3. Miracle Pigeon (2:30)
A soundtrack to a nonexistent comic book about a superhero pigeon.  I actually wanted get someone to do an animated cartoon to this, but there probably won't be enough time.
4. East is Fort Orthodox (6:00)
This is a murky prequel to the next song.
5. Secret Crevice (maybe to be renamed Stealth Cantiri) (5:00)

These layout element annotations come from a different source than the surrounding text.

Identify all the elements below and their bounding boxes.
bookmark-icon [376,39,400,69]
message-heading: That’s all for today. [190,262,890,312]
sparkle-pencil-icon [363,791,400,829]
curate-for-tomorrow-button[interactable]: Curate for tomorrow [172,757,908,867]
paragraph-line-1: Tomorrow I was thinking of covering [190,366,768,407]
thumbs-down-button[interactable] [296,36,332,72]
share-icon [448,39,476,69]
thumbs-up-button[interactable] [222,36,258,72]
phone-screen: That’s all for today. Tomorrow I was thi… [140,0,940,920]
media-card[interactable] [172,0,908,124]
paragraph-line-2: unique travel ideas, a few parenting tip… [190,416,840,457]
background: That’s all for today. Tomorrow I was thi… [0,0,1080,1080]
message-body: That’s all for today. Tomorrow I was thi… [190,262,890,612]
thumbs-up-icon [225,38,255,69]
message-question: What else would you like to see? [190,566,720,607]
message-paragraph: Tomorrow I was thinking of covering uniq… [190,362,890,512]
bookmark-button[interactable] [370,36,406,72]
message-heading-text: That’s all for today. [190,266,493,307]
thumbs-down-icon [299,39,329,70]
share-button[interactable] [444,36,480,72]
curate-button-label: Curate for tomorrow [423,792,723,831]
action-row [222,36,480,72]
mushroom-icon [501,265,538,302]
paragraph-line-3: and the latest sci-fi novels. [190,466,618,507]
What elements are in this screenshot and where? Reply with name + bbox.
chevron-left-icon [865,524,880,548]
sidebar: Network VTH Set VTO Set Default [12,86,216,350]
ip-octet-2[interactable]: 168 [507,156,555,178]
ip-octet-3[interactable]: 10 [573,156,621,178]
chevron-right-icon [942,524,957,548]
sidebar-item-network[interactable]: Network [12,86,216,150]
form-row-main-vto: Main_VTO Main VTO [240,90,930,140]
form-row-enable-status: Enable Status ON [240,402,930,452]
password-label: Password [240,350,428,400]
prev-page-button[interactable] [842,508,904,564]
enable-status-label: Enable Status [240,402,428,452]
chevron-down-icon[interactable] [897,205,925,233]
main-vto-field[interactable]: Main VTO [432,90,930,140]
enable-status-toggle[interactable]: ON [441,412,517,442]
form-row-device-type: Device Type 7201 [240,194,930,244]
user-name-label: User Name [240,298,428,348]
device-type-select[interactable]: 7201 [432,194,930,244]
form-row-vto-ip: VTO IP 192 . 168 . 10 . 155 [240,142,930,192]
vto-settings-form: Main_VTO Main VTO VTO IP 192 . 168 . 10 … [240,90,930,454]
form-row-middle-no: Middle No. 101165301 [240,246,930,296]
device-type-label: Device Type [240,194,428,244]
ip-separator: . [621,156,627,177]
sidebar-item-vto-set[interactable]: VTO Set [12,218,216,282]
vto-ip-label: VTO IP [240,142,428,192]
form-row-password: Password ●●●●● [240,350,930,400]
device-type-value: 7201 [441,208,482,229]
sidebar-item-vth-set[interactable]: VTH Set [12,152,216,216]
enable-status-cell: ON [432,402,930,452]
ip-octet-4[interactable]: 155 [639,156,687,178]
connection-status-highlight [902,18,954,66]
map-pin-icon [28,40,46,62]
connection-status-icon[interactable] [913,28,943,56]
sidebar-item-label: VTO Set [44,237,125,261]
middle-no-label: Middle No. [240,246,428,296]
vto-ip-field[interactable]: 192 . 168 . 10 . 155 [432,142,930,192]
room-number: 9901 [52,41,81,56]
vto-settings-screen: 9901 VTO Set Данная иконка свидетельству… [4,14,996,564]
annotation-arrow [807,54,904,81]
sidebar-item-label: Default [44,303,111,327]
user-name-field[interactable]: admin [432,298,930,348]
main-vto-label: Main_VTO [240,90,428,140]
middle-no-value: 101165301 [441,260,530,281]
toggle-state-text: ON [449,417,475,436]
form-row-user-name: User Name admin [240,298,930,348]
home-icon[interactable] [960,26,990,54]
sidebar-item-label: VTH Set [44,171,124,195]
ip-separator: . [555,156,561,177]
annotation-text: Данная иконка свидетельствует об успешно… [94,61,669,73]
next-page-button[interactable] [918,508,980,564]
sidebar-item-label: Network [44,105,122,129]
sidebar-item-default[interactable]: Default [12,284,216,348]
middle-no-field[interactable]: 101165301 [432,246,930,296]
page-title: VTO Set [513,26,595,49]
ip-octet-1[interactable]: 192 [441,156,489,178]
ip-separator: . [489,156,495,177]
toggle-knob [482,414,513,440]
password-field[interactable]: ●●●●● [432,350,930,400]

This one doesn't let up at all from beginning to end.  Very intense, very dark, very fast, very tricky, and very fun.  I added some mellotron parts that really hit the spot too.  This would make a great show-opener, maybe with the preceding track.
6. Tragic Penguin (7:00)
The entire track is built around an improvisation I did on electric piano on November 17, 2007.  It was a lot of fun to build stuff around it, and sometimes I think this is actually a genuinely progressive way to make music.
7. Catapult (10:00)
Requisite offspring of "Birds Flying Into Buildings" or "Battalion."  10 minutes of 20-second ideas, one after the other.  But there is some design- it's not completely randomly arranged, anyway.
8. Aviator Prosco (10:00)
Yes, that's "progressive disco" and to make matters worse for closed-minded prog fans, this one starts out with a very breezy jazz feel very unlike everything we've done before, but the kind of thing that Brian and Malcolm are great at playing.  The evolution from jazz to disco is fun, and the chord sequence for this song is very Tony Banksian, even though Brian wrote almost half the song and has never really cared much for the one Genesis album (A Trick of the Tail) I lent him.
9. Abonimable Pelican (14:00) (former working title was "Acoustic Techno")
This is built around a very simple theme that Malcolm improvised against, and then I built some completely different stuff around what Malcolm recorded.  It's still in the early stages, but it's probably going to be a good way to end the album, even though the diversions into hardcore funk aren't exactly what we're known for.